在宅栄養ケアのすすめ

病診連携で広がる在宅栄養/中村育子(連載75)

病診連携で広がる在宅栄養/中村育子(連載75)

 4月からの診療報酬改定で、在宅患者訪問栄養食事指導(介護保険でいうところの居宅療養管理指導)と外来栄養食事指導の要件が緩和され、他の医療機関や栄養ケア・ステーションの管理栄養士と連携した実施が可能となりました。

入院時からの連携活かす

 管理栄養士がなかなか雇用できない診療所の支援になると同時に、入院機能をもつ病院の栄養管理・支援体制が整った改定とも言えます。
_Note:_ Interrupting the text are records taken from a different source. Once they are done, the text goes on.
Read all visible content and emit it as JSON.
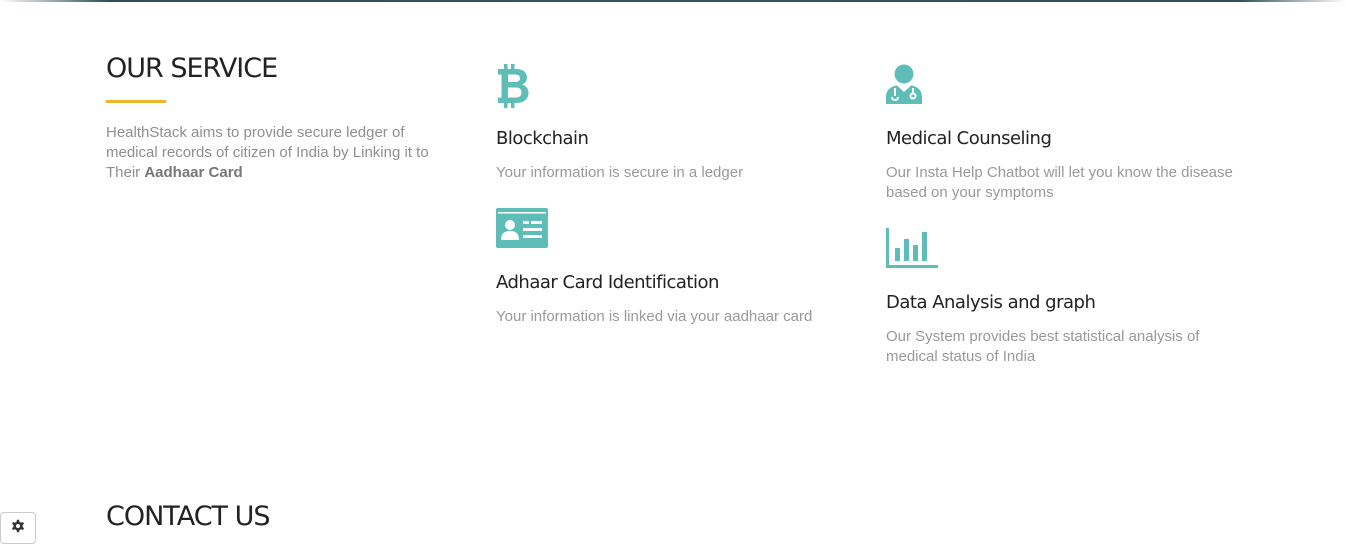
{
  "service_section": {
    "heading": "OUR SERVICE",
    "intro_text": "HealthStack aims to provide secure ledger of medical records of citizen of India by Linking it to Their ",
    "intro_bold": "Aadhaar Card",
    "accent_color": "#f0b429",
    "icon_color": "#5fbdb8"
  },
  "services": [
    {
      "icon": "bitcoin-icon",
      "title": "Blockchain",
      "description": "Your information is secure in a ledger"
    },
    {
      "icon": "id-card-icon",
      "title": "Adhaar Card Identification",
      "description": "Your information is linked via your aadhaar card"
    },
    {
      "icon": "doctor-icon",
      "title": "Medical Counseling",
      "description": "Our Insta Help Chatbot will let you know the disease based on your symptoms"
    },
    {
      "icon": "bar-chart-icon",
      "title": "Data Analysis and graph",
      "description": "Our System provides best statistical analysis of medical status of India"
    }
  ],
  "contact_section": {
    "heading": "CONTACT US"
  },
  "settings": {
    "icon": "gear-icon"
  }
}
 では、他の医療機関とはどのようなところか。イメージしやすいのは、在宅医療を提供する診療所が、患者が入院していた病院に依頼する「病診連携」の形です。特に無床診療所の場合、緊急入院の受け皿として事前に患者情報を共有しているケースもあります。

 しかも今回、この連携をより密接にする加算も設けられました。「栄養情報提供加算」は、病院からの退院時に介護施設や在宅(診療所等)の医師または管理栄養士へ、入院中の栄養・食事管理について情報を提供するものです。退院時カンファレンスでも手薄になりがちだった栄養、摂食嚥下の情報を担保することで、退院先での低栄養や嚥下障害の予防・改善につなげてもらいたいと思います。 入院中の摂食嚥下リハビリに関しても管理栄養士の関与、つまり栄養ケアの視点が明確化されました。病院側から見ると、栄養という軸で入院・外来・在宅の全てに関わる仕組みができあがったことになります。

 自身の現場で言えば、私が所属する法人は入院・外来・在宅まで広くカバーしていますが、管理栄養士を配置していない診療所が幾つかあります。まずはこちらへ「他の医療機関の管理栄養士」として関わることになるでしょう。全国的にも、同一法人内連携から実績が進むと思います。

介護保険での実現は?

 こうなると次に気になるのは、介護保険(居宅療養管理指導)でもいずれ他院連携型が認められるのか、ということです。実は、直近の介護報酬改定を振り返ると、こうした外部の医療従事者との連携評価は色濃くなってきています。

 例えば、通所系サービスの「栄養改善加算」は管理栄養士の配置が基準化されていますが、2018年改定では他の医療機関や介護施設の管理栄養士との連携で算定できることになりました。新設された「栄養スクリーニング加算」(介護職員による簡易栄養評価。管理栄養士は必須ではない)で低栄養リスクを早期発見し、栄養改善加算で個別支援につなげる、といった道筋が見えます。

 医療・介護連携を入院・退院の一時的なものでなく、在宅でも継続すべきだという考えを示しています。

実績が雇用を生む

 嬉しいことに、ある地域の医師会からは今回の診療報酬改定を受けて、どう在宅医療に栄養ケアを絡めていくべきか、どう管理栄養士を活用するのかといったことで講演依頼をいただきました。

 在宅に敏感な医師(経営者)の裾野が広がれば訪問栄養の指示も増えます。そこで成功事例を積み上げれば、在宅生活における栄養の位置づけは欠かせないものになります。自院での管理栄養士の雇用も視野に入ってくるでしょう。

 今後、地域で管理栄養士が活躍する大きな転機になることを期待しています。